New opportunities for women entrepreneurs

Women tend to start businesses in low-growth, low-margin service and retail sectors, where competition is stiff, Orser says. She encourages women entrepreneurs to think carefully about margins and growth opportunities, and to start businesses in higher-growth sectors like high tech. She also encourages women wanting to start their own businesses to “think big” and build expansion options in from the start. “Choosing a ‘born-global’ business – like something Internet-based – means you have great built-in growth potential,” says Orser. Laurel Douglas doesn’t necessarily disagree with Orser’s advice. But she’s more bullish on the overall benefits of business ownership for women. “The last stats I saw said the average female entrepreneur earns about $30,000 per year while the average male entrepreneur earns $50,000. But women are working less hours for their money.
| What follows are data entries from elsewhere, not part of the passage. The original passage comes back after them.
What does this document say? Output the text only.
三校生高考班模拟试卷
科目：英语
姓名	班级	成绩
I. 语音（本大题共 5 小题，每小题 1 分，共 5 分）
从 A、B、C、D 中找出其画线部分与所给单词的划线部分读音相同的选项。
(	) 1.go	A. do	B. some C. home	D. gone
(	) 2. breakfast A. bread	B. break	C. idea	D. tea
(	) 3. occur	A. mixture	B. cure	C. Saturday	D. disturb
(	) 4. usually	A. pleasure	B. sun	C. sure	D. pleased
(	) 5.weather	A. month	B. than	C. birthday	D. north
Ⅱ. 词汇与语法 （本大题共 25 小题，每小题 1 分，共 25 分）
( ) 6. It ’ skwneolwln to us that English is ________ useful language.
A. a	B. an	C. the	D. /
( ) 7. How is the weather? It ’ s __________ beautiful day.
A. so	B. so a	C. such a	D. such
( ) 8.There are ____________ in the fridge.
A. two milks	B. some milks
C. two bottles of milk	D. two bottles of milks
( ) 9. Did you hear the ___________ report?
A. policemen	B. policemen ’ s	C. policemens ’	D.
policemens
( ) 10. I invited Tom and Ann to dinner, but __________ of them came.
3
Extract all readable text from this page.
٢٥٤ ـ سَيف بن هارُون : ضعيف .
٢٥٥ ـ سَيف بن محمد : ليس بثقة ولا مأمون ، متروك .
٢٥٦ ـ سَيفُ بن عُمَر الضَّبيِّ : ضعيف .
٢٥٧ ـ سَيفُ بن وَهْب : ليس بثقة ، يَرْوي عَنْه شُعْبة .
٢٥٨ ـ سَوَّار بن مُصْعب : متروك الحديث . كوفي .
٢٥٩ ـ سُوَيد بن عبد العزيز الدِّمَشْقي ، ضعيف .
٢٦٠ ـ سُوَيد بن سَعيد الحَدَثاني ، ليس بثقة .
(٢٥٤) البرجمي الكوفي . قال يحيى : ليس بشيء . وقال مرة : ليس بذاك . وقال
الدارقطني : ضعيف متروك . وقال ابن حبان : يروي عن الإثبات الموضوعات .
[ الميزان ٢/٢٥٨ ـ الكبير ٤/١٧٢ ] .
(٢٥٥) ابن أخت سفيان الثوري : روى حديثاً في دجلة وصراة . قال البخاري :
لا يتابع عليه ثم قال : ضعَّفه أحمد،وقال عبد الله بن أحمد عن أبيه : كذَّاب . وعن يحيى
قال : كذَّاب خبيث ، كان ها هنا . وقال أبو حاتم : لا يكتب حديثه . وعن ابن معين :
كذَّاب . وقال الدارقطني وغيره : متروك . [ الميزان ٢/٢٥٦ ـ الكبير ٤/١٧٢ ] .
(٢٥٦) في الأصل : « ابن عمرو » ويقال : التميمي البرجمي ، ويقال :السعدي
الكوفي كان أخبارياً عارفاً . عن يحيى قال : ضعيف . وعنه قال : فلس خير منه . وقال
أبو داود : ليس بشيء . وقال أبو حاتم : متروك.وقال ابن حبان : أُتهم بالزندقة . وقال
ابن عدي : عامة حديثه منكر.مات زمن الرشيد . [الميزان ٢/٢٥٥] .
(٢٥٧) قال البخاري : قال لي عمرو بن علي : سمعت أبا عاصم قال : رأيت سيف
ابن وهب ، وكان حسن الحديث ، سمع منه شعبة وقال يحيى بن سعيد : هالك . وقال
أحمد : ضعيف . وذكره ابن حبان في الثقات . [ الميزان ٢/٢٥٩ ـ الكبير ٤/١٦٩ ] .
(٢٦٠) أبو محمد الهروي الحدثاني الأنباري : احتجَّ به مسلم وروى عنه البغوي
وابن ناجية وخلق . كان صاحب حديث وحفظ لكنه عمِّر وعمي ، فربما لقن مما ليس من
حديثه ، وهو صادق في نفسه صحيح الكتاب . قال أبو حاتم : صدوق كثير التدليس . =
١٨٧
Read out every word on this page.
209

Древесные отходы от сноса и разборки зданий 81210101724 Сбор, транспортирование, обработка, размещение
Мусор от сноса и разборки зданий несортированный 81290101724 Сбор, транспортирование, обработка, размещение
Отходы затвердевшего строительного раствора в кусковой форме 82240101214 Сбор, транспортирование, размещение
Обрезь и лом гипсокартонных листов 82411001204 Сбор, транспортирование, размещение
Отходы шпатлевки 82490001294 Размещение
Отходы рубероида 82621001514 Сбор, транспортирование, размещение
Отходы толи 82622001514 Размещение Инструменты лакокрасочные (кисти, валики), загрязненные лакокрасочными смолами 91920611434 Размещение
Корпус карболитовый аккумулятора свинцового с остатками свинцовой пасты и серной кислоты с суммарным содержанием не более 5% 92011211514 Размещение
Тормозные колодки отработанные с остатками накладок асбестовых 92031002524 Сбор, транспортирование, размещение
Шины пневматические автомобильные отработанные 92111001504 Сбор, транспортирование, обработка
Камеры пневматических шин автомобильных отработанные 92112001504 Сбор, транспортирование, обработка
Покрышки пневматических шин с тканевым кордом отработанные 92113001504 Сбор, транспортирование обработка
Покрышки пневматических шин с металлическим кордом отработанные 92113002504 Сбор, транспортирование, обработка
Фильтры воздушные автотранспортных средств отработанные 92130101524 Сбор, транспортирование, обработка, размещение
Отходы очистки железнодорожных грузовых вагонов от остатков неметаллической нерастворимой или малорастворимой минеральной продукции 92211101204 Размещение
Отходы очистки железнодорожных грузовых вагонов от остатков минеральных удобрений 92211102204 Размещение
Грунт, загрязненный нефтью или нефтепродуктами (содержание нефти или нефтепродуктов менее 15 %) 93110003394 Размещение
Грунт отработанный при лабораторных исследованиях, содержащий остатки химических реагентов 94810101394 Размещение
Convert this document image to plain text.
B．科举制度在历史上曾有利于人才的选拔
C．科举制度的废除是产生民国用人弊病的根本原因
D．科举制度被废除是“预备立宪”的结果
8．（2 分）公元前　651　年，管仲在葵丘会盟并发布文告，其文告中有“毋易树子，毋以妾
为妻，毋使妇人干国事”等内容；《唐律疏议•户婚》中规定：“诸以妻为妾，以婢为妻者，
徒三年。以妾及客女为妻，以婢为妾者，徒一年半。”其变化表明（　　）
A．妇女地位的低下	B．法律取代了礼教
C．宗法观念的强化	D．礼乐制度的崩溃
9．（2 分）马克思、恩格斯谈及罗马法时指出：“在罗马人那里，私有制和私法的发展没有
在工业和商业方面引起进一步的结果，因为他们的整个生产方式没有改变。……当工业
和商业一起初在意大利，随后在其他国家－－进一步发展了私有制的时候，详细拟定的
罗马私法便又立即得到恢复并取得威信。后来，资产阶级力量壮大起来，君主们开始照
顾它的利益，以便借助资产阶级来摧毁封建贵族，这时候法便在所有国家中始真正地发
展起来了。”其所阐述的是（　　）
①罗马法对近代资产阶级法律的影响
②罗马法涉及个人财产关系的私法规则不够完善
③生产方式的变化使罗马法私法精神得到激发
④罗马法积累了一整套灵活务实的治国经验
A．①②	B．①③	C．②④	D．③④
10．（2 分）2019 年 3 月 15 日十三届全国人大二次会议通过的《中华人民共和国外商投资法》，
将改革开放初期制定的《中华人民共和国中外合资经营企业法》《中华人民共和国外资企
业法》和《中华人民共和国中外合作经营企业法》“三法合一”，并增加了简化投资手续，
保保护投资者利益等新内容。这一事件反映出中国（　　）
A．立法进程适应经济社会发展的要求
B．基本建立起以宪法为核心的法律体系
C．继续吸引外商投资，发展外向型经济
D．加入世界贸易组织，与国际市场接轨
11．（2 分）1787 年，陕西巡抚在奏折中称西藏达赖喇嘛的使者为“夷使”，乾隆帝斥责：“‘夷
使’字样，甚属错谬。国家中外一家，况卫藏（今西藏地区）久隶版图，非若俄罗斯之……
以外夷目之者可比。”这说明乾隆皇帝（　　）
And they’re getting other things they want – work/life balance, personal satisfaction and control over their lives.” From Douglas’s perspective, the increasing number of female entrepreneurs is helping to normalize a more sustainable, holistic approach to work, buttressing a broader societal shift toward people choosing – or creating – work that works for them, their values and their desired lifestyles. Furthermore, while these women are helping to change society, Douglas argues, they are also changing themselves in the process. “Women entrepreneurs develop new skills, new confidence and are opened up to new possibilities. That’s what’s so great about female entrepreneurship – it’s a real win-win for women and society overall.”